Rudy Seanez. Rudy signed in December of '05. By August of '06, he was gone. He was part of that all-around terrible bullpen in 2006. It was the type of bullpen that made grown men cry and women faint in the streets. Rudy's paychecks apexed with the Sox, as they happily gave him $1.9M to post a 4.82 ERA in 41 games. Again, not the worst signing (that's Lackey), but generally when you release a pitcher when your team desperately needs pitching, you know it's not pretty.

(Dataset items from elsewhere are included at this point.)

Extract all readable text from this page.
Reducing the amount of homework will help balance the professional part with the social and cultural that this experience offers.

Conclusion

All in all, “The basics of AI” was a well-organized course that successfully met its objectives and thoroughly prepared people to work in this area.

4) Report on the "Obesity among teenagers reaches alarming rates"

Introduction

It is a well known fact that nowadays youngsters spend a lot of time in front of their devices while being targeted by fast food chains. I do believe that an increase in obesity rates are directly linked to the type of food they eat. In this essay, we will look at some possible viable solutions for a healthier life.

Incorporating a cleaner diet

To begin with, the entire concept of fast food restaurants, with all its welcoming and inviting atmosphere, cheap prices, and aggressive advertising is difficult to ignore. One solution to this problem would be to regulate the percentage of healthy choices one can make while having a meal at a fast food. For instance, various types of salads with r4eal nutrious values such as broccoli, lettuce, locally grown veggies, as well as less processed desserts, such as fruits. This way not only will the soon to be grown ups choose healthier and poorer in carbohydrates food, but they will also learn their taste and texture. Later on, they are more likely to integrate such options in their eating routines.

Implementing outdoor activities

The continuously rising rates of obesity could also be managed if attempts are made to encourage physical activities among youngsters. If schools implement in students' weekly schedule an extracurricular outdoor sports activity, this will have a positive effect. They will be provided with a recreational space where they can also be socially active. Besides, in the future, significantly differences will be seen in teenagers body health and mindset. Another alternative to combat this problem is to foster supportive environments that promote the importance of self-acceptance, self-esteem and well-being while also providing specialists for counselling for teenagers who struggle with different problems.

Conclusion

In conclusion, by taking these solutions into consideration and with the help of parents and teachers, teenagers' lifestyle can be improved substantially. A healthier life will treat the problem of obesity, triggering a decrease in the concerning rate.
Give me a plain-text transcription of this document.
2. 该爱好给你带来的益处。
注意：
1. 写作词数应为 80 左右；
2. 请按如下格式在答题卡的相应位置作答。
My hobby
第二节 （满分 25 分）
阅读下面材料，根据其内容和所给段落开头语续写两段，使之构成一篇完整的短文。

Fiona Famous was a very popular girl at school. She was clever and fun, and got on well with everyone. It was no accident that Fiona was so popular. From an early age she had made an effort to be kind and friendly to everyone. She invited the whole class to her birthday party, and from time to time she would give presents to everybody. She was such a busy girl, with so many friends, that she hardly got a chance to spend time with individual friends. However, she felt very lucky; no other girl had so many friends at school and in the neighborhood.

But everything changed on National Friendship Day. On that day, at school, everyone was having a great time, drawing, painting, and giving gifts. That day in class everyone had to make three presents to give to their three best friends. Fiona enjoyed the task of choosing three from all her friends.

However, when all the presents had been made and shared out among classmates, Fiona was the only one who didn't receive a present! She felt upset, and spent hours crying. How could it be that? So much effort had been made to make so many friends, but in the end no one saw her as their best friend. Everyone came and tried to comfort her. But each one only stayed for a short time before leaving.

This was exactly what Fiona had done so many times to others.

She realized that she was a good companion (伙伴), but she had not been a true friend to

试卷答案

Ramiro Mendoza. I bet some of you were happy when the Sox signed Mendoza, weren't you? Mendoza signed a 2 year, $6.5M contract at the end of the 2002 season after spending his entire prior career with the Yankees. Well, there was a reason they let him walk. He appeared in 64 games for the Sox, posting a 5.73 ERA. In 2003, he allowed 54% of inherited runners score. There is a reason that every bad signing results in people comparing the signing to Mendoza. Bad. Bad all around.

Joel Piñiero. Four Million Dollars. FOUR MILLION! And every time he stepped on the mound, he gave me aneurysms. I don't even want to talk about it. 31 games, 5.03 ERA. I wept for joy when we traded him away in July of '07. You think Mendoza was bad? Piñiero made a career out of making my life miserable.

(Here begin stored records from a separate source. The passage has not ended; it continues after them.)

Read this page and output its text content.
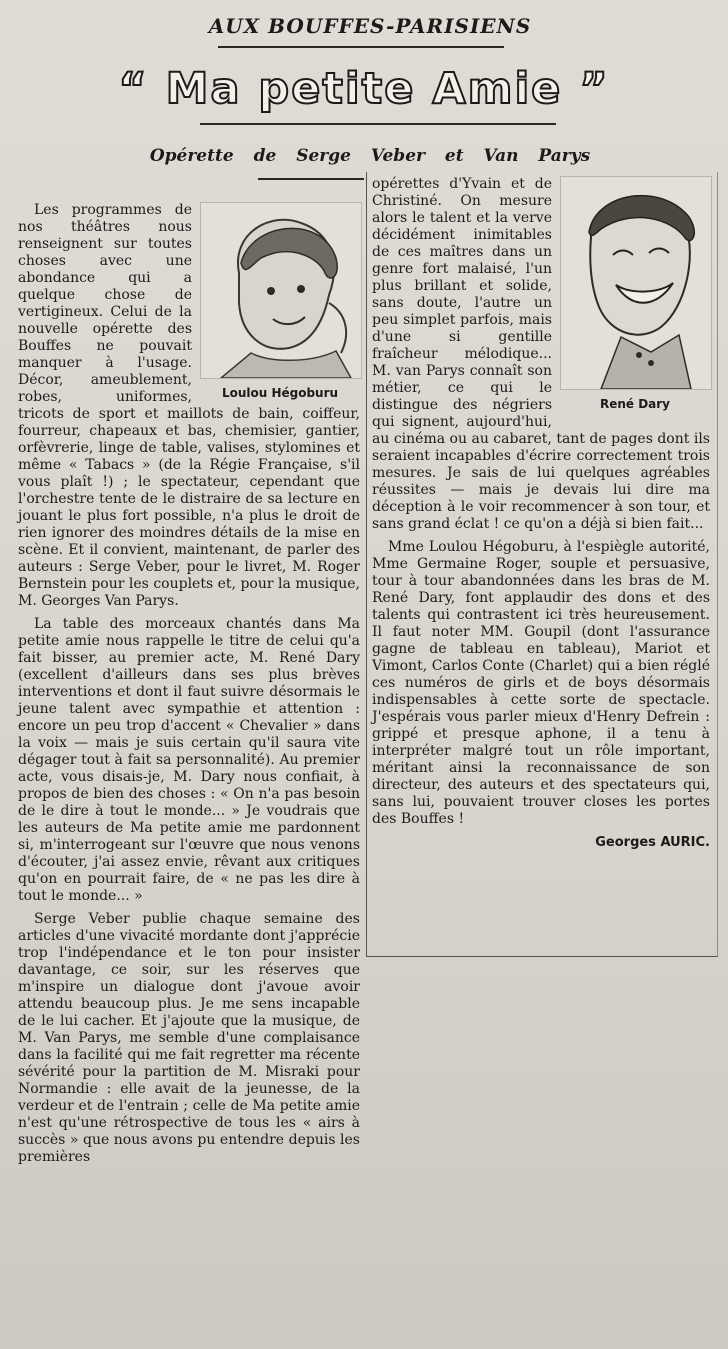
AUX BOUFFES-PARISIENS
“ Ma petite Amie ”
Opérette de Serge Veber et Van Parys
Loulou Hégoburu

Les programmes de nos théâtres nous renseignent sur toutes choses avec une abondance qui a quelque chose de vertigineux. Celui de la nouvelle opérette des Bouffes ne pouvait manquer à l'usage. Décor, ameublement, robes, uniformes, tricots de sport et maillots de bain, coiffeur, fourreur, chapeaux et bas, chemisier, gantier, orfèvrerie, linge de table, valises, stylomines et même « Tabacs » (de la Régie Française, s'il vous plaît !) ; le spectateur, cependant que l'orchestre tente de le distraire de sa lecture en jouant le plus fort possible, n'a plus le droit de rien ignorer des moindres détails de la mise en scène. Et il convient, maintenant, de parler des auteurs : Serge Veber, pour le livret, M. Roger Bernstein pour les couplets et, pour la musique, M. Georges Van Parys.

La table des morceaux chantés dans Ma petite amie nous rappelle le titre de celui qu'a fait bisser, au premier acte, M. René Dary (excellent d'ailleurs dans ses plus brèves interventions et dont il faut suivre désormais le jeune talent avec sympathie et attention : encore un peu trop d'accent « Chevalier » dans la voix — mais je suis certain qu'il saura vite dégager tout à fait sa personnalité). Au premier acte, vous disais-je, M. Dary nous confiait, à propos de bien des choses : « On n'a pas besoin de le dire à tout le monde... » Je voudrais que les auteurs de Ma petite amie me pardonnent si, m'interrogeant sur l'œuvre que nous venons d'écouter, j'ai assez envie, rêvant aux critiques qu'on en pourrait faire, de « ne pas les dire à tout le monde... »

Serge Veber publie chaque semaine des articles d'une vivacité mordante dont j'apprécie trop l'indépendance et le ton pour insister davantage, ce soir, sur les réserves que m'inspire un dialogue dont j'avoue avoir attendu beaucoup plus. Je me sens incapable de le lui cacher. Et j'ajoute que la musique, de M. Van Parys, me semble d'une complaisance dans la facilité qui me fait regretter ma récente sévérité pour la partition de M. Misraki pour Normandie : elle avait de la jeunesse, de la verdeur et de l'entrain ; celle de Ma petite amie n'est qu'une rétrospective de tous les « airs à succès » que nous avons pu entendre depuis les premières

René Dary

opérettes d'Yvain et de Christiné. On mesure alors le talent et la verve décidément inimitables de ces maîtres dans un genre fort malaisé, l'un plus brillant et solide, sans doute, l'autre un peu simplet parfois, mais d'une si gentille fraîcheur mélodique... M. van Parys connaît son métier, ce qui le distingue des négriers qui signent, aujourd'hui, au cinéma ou au cabaret, tant de pages dont ils seraient incapables d'écrire correctement trois mesures. Je sais de lui quelques agréables réussites — mais je devais lui dire ma déception à le voir recommencer à son tour, et sans grand éclat ! ce qu'on a déjà si bien fait...

Mme Loulou Hégoburu, à l'espiègle autorité, Mme Germaine Roger, souple et persuasive, tour à tour abandonnées dans les bras de M. René Dary, font applaudir des dons et des talents qui contrastent ici très heureusement. Il faut noter MM. Goupil (dont l'assurance gagne de tableau en tableau), Mariot et Vimont, Carlos Conte (Charlet) qui a bien réglé ces numéros de girls et de boys désormais indispensables à cette sorte de spectacle. J'espérais vous parler mieux d'Henry Defrein : grippé et presque aphone, il a tenu à interpréter malgré tout un rôle important, méritant ainsi la reconnaissance de son directeur, des auteurs et des spectateurs qui, sans lui, pouvaient trouver closes les portes des Bouffes !

Georges AURIC.
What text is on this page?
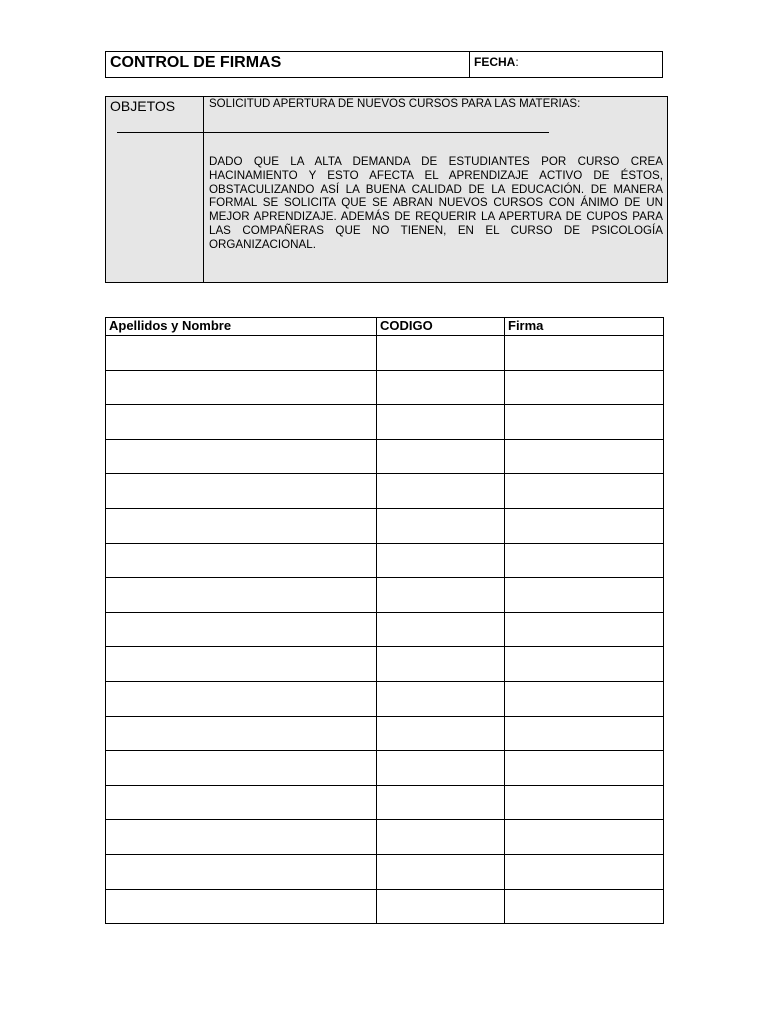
CONTROL DE FIRMAS	FECHA:
OBJETOS	SOLICITUD APERTURA DE NUEVOS CURSOS PARA LAS MATERIAS:
DADO QUE LA ALTA DEMANDA DE ESTUDIANTES POR CURSO CREA HACINAMIENTO Y ESTO AFECTA EL APRENDIZAJE ACTIVO DE ÉSTOS, OBSTACULIZANDO ASÍ LA BUENA CALIDAD DE LA EDUCACIÓN. DE MANERA FORMAL SE SOLICITA QUE SE ABRAN NUEVOS CURSOS CON ÁNIMO DE UN MEJOR APRENDIZAJE. ADEMÁS DE REQUERIR LA APERTURA DE CUPOS PARA LAS COMPAÑERAS QUE NO TIENEN, EN EL CURSO DE PSICOLOGÍA ORGANIZACIONAL.
Apellidos y Nombre	CODIGO	Firma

JC Romero. JC signed with the Sox for $1.6M in December of '06. They released him in June of '07. Was he atrocious? No. But to pay that kind of money to a guy that you only get 23 outings out of is not right. I remember not enjoying his time here. Maybe I'm stretching it a bit here, but it's my list and I can do that.

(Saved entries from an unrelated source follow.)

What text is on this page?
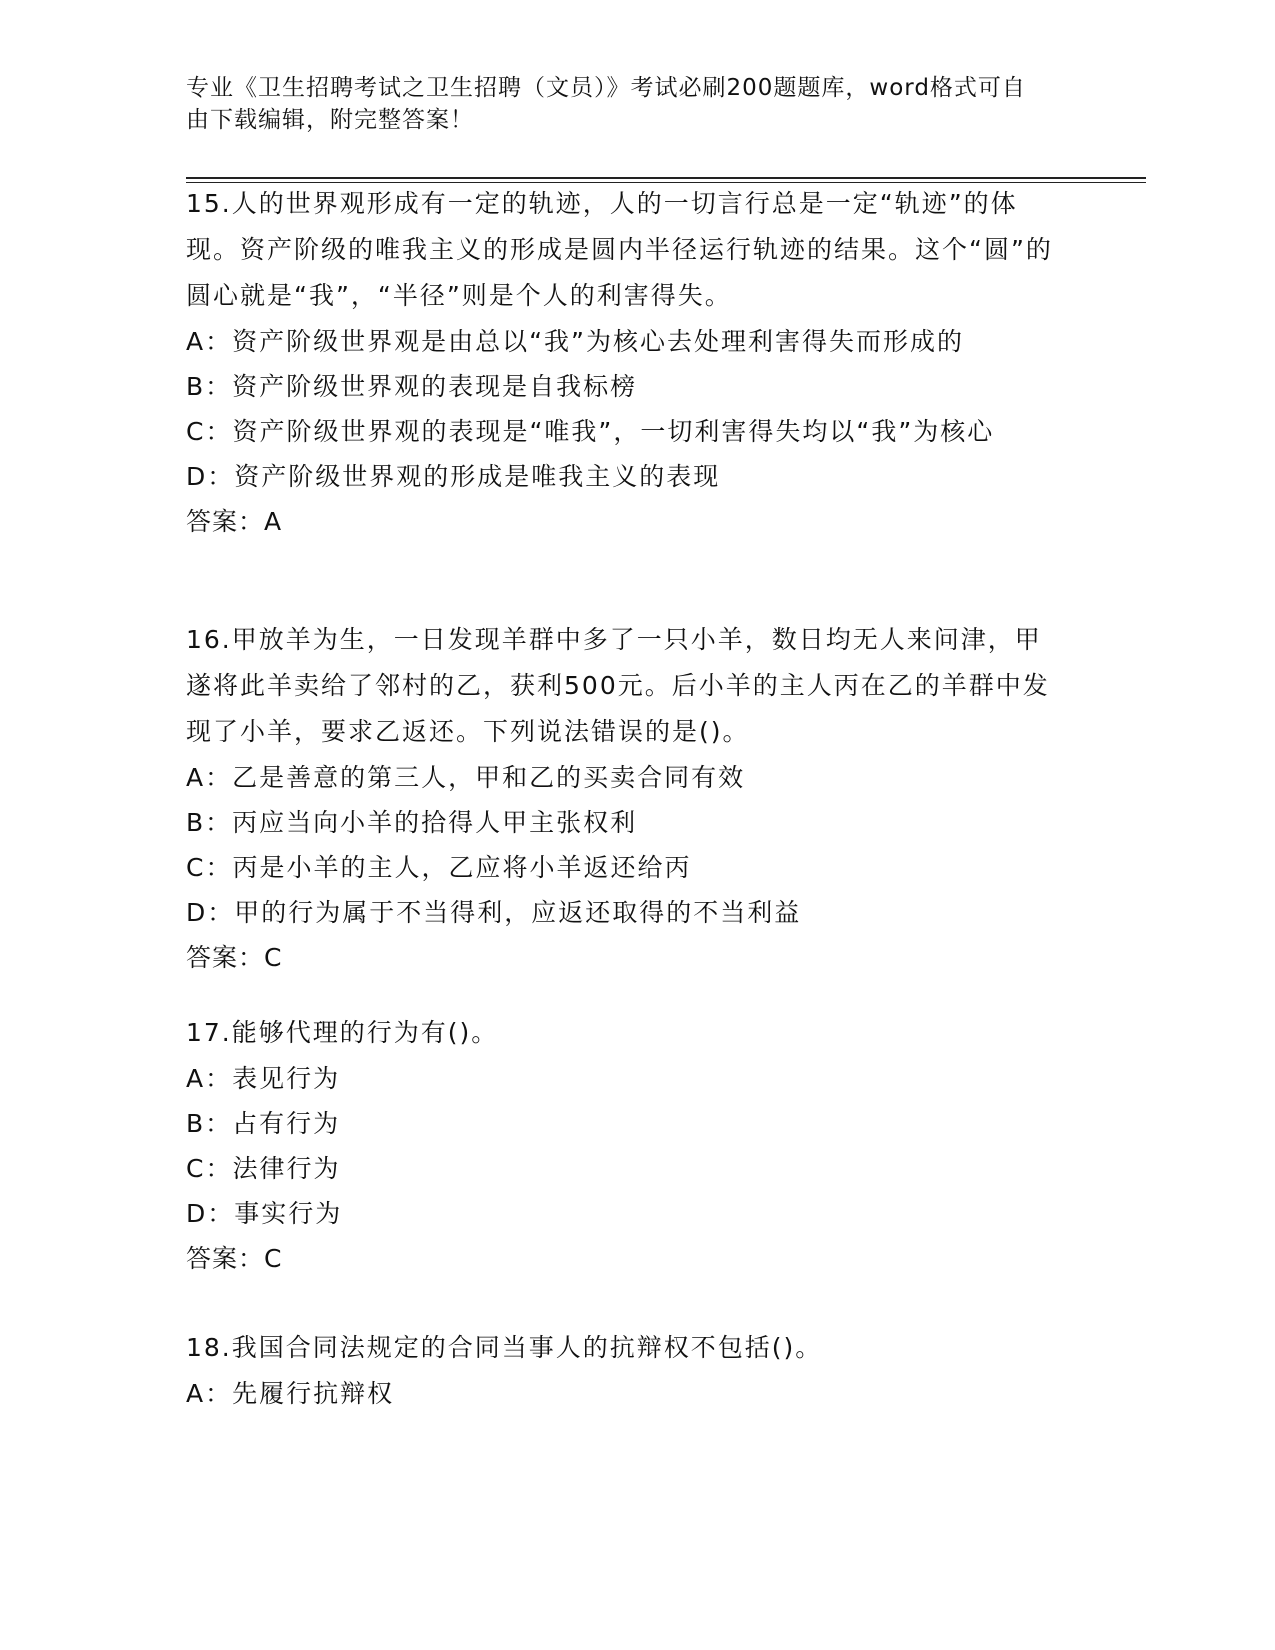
专业《卫生招聘考试之卫生招聘（文员）》考试必刷200题题库，word格式可自
由下载编辑，附完整答案！

15.人的世界观形成有一定的轨迹，人的一切言行总是一定“轨迹”的体现。资产阶级的唯我主义的形成是圆内半径运行轨迹的结果。这个“圆”的圆心就是“我”，“半径”则是个人的利害得失。

A：资产阶级世界观是由总以“我”为核心去处理利害得失而形成的

B：资产阶级世界观的表现是自我标榜

C：资产阶级世界观的表现是“唯我”，一切利害得失均以“我”为核心

D：资产阶级世界观的形成是唯我主义的表现

答案：A

16.甲放羊为生，一日发现羊群中多了一只小羊，数日均无人来问津，甲遂将此羊卖给了邻村的乙，获利500元。后小羊的主人丙在乙的羊群中发现了小羊，要求乙返还。下列说法错误的是()。

A：乙是善意的第三人，甲和乙的买卖合同有效

B：丙应当向小羊的拾得人甲主张权利

C：丙是小羊的主人，乙应将小羊返还给丙

D：甲的行为属于不当得利，应返还取得的不当利益

答案：C

17.能够代理的行为有()。

A：表见行为

B：占有行为

C：法律行为

D：事实行为

答案：C

18.我国合同法规定的合同当事人的抗辩权不包括()。

A：先履行抗辩权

Matt Mantei. Before the 2005 season, the Sox signed Mantei to a one year, $750,000 contract. In 34 games with the Sox, Matt could only get through 26 innings, posting a 6.49 ERA. Granted, the money wasn't extravagant, but it definitely wasn't a mistake the Sox would make again.

Wade Miller. Let's make this short and sweet. Wade pitched for one season, threw 91 innings, posted a 4.95 ERA and collected $1.5M. I wouldn't pay $20,000 per inning for that all over again.

Total Damage: $33,050,000

For the pitching staff alone, the Sox have committed $214,550,000 of essentially worthless dollars. You're looking at an extra $21M per season for the last ten seasons if these guys had never joined up with the Sox. If you add in the position players, the total wasted dollars comes to $386,450,000.

Well, I just made myself sad. At least baseball is on tv tonight, and no matter how bad it is, it's still kind of good.